Thursday, February 23, 2017

A Full Ashtray

My remix project, titled "A Full Ashtray," expanded as it went, one burnt-out cigarette at a time, you might say.  The original spark came from dramatic readings of Justin Bieber's "Love Yourself" by Morgan Freeman and myself.  Separate dramatic readings, of course. (But that would be awesome.  I'm not actually certain who had the idea first.)  My first inclination for this project was to do a reading of "Closer" by The Chainsmokers, but I decided that I wanted a more complex and time-consuming project.  I decided to use the whole EP on which "Closer" resides: Collage.  When I saw the EP's name, I thought it was fate.  Later, I decided to do a mash-up of the Collage EP with Xenia's EP Artemisa.  Xenia is an indie pop/jazz singer who competed on the first season of The Voice.  I thought that her songs had a lot of running threads in them, and they do, but they actually don't have as many threads running through their refrains.  But wait.  When you put the Xenia refrains up against the Chainsmoker refrains, threads suddenly appear.  What is going on?  I'm still not quite sure.  Both artists have an indie pop sort of core, though Xenia is influenced by jazz and The Chainsmokers is influenced by EDM.  The two EP's I've used have a lot of similar content, if different poetic structures.  I guess it's an indie thing.

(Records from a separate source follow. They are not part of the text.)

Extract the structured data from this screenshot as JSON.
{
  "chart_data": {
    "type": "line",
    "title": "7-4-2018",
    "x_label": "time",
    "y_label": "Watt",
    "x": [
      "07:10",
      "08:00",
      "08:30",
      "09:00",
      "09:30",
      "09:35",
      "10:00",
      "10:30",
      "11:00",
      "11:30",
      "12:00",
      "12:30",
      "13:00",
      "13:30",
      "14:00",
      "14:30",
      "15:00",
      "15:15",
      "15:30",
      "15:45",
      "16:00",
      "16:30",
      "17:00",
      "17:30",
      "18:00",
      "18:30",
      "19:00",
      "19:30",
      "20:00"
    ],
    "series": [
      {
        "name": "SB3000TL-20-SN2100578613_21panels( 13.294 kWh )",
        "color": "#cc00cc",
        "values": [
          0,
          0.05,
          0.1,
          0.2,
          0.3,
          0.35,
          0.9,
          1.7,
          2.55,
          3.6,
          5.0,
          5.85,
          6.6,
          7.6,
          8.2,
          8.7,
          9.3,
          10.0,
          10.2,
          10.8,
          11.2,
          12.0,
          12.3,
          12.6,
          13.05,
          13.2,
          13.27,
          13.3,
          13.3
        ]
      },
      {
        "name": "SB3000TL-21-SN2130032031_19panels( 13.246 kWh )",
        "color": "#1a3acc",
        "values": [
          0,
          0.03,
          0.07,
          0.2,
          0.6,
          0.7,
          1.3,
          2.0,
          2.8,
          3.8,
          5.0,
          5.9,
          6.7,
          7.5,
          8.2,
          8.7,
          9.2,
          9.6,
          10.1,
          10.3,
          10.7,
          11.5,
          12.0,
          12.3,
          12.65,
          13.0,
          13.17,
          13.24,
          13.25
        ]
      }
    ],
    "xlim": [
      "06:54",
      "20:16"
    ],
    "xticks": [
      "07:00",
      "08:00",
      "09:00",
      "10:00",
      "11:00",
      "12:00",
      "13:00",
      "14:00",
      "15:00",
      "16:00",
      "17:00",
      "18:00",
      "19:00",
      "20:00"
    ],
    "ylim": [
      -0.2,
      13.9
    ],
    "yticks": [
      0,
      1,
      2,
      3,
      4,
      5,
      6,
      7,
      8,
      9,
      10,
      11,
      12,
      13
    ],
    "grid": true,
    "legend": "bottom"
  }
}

This project has three parts.  The first part is a simple Word document with the lyrics of my mash-up.  You can find it here.  The second part is a dramatic dialogue interpreting my mash-up.  Kiri McCoy helped me out by playing the female character. She performed the Xenia parts. You can find that video here.  The third part is a sung interpretation of my mash-up.  I tried to stay true to how the song-pieces were originally performed, but I linked the full remix loosely.  It should be fairly easy to hear when I switched songs since the Xenia parts are so much slower and jazzier.  You can find the sung video here.  My goals were to create entertaining remixes that examine music, specifically indie pop music, more closely.  The dramatic dialogue I shot may have ended up a bit too Shakespearean, but I think it gives a glimpse into a different sense of emotion resonating from the songs.  Especially with the Chainsmokers' songs, emotion has been stripped away to allow for more fun and musicality to seep in; I wanted to let the emotion show through in dramatic form.  With my video, I give a less-modified depiction of my mash-up.  It should be relatively similar to a cut-and-paste video of song clips.  My voice doesn't sound all too similar to the voices from the songs, but the tunes and emotional bases are similar.  I think the remix works pretty well in this way.  It should sound pretty cool, if I did a good job with it.  The point of this assignment, I think, was to create a remix that steals from someone else, but with such theft being eventually justified by some artistic reinvigoration of the appropriated parts.  I feel that my remixes have done just this by shining a different sort of light on the stolen lyrics and tunes.  They have been reenvisioned in a new way, and they are serving a function that may've never been thought of by their original artists.